El barrio encontraba a Gervasia muy simpática. Indudablemente, se hablaba a su costa, pero unánimemente se decía que tenía hermosos ojos, una boca como un piñón y dientes muy blancos. Era, en fin de cuentas, una linda rubia, y habría podido ponerse entre las más bonitas a no ser por la desgracia de la cojera. Tenía 28 años y había engordado un poco. Sus rasgos finos se acentuaban y sus gestos adquirían una dulce placidez.

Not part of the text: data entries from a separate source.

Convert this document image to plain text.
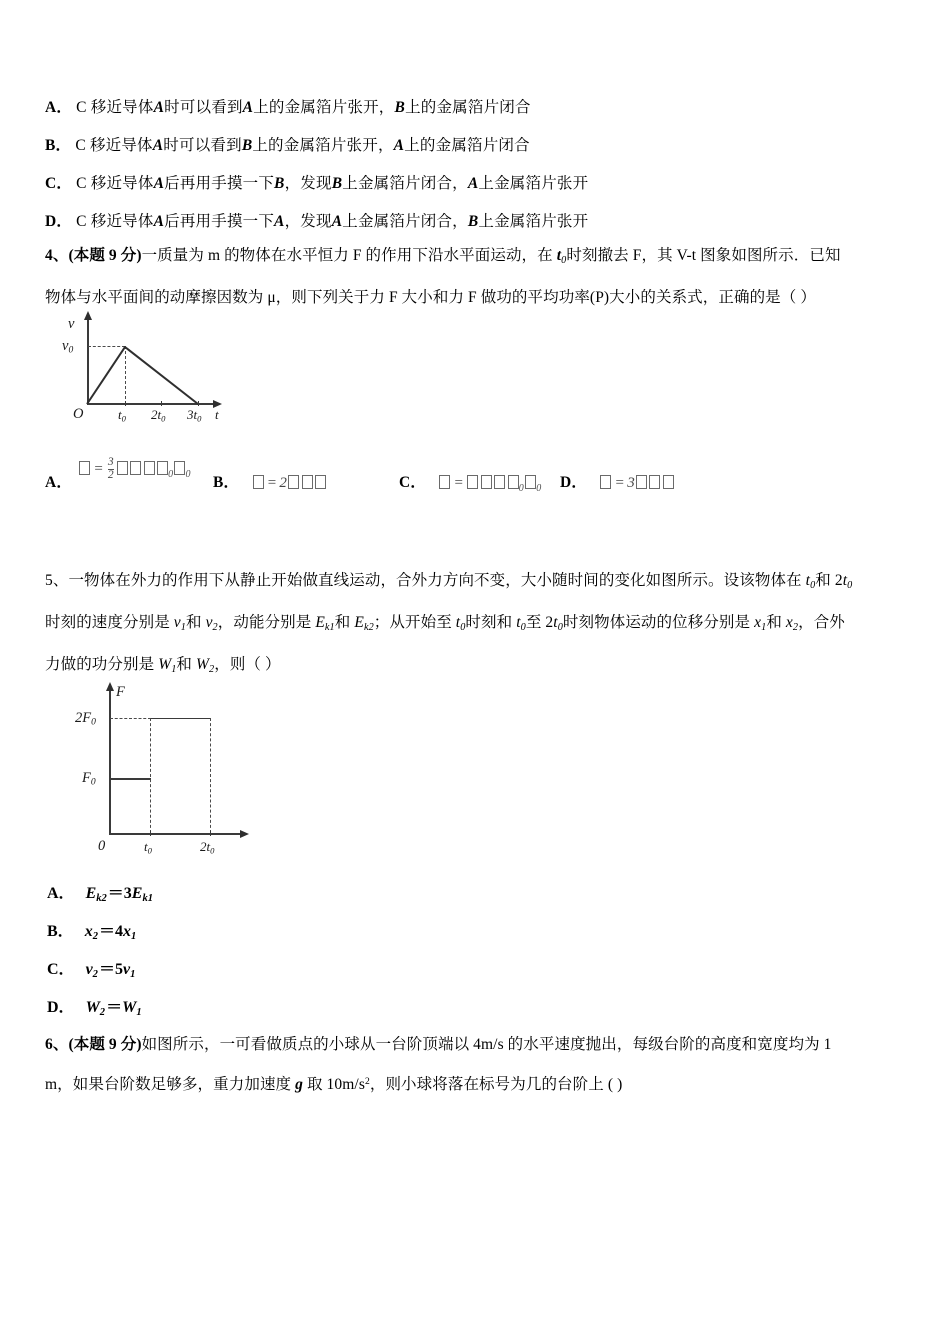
A． C 移近导体A时可以看到A上的金属箔片张开，B上的金属箔片闭合
B． C 移近导体A时可以看到B上的金属箔片张开，A上的金属箔片闭合
C． C 移近导体A后再用手摸一下B，发现B上金属箔片闭合，A上金属箔片张开
D． C 移近导体A后再用手摸一下A，发现A上金属箔片闭合，B上金属箔片张开
4、(本题 9 分)一质量为 m 的物体在水平恒力 F 的作用下沿水平面运动，在 $t_0$时刻撤去 F，其 V-t 图象如图所示．已知
物体与水平面间的动摩擦因数为 μ，则下列关于力 F 大小和力 F 做功的平均功率(P)大小的关系式，正确的是（ ）
v
$v_0$
O	$t_0$ $2t_0$ $3t_0$ t
A．
= $\frac{3}{2}$	0 0 B． = 2	C． =	0 0 D． = 3
5、一物体在外力的作用下从静止开始做直线运动，合外力方向不变，大小随时间的变化如图所示。设该物体在 $t_0$和 $2t_0$
时刻的速度分别是 $v_1$和 $v_2$，动能分别是 $E_{k1}$和 $E_{k2}$；从开始至 $t_0$时刻和 $t_0$至 $2t_0$时刻物体运动的位移分别是 $x_1$和 $x_2$，合外
力做的功分别是 $W_1$和 $W_2$，则（ ）
F
$2F_0$
$F_0$
0	$t_0$	$2t_0$
A． $E_{k2}=3E_{k1}$
B． $x_2=4x_1$
C． $v_2=5v_1$
D． $W_2=W_1$
6、(本题 9 分)如图所示，一可看做质点的小球从一台阶顶端以 4m/s 的水平速度抛出，每级台阶的高度和宽度均为 1
m，如果台阶数足够多，重力加速度 g 取 $10m/s^2$，则小球将落在标号为几的台阶上 ( )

Mientras calentaba la plancha, se sentaba en el borde de una silla, abstraída, con una sonrisa vaga y el semblante inundado de alegría. Se estaba haciendo golosa; todos lo decían, pero aquello no era un defecto, sino al contrario; cuando se gana, hay que regalarse con bocados exquisitos: tonta sería de limitarse a comer mondas de patatas. Con mayor motivo que trabajaba mucho, desviviéndose por sus parroquianos, pasándose ella misma las noches en claro, con la puerta cerrada, cuando el trabajo era urgente. Como decían los vecinos, estaba de suerte, todo prosperaba. Planchaba para los inquilinos de la casa, para el señor Madinier, la señorita Remanjou, los Boche, y hasta llegó a quitar a su antigua maestra, la señora Fauconnier, algunas clientas de París, que habitaban en las calles del arrabal Poissonniers. A partir de la segunda quincena, tuvo que tomar dos obreras, la señora Putois y una buena moza llamada Clemencia, aquella muchacha que habitaba en el sexto piso; con esto ya eran tres personas en su casa, incluyendo a la aprendiza Agustina, aquella bizca, más fea que el culo de un pobre. Otras, en su lugar, habrían perdido la cabeza con tan buena suerte. Bien se podía disculpar que los lunes se diese buena vida, después de haberse matado durante toda la semana. Por lo demás, aquello le era necesario. Las camisas hubieran tenido que plancharse solas de no darse la satisfacción de tomar cosas por las que se moría.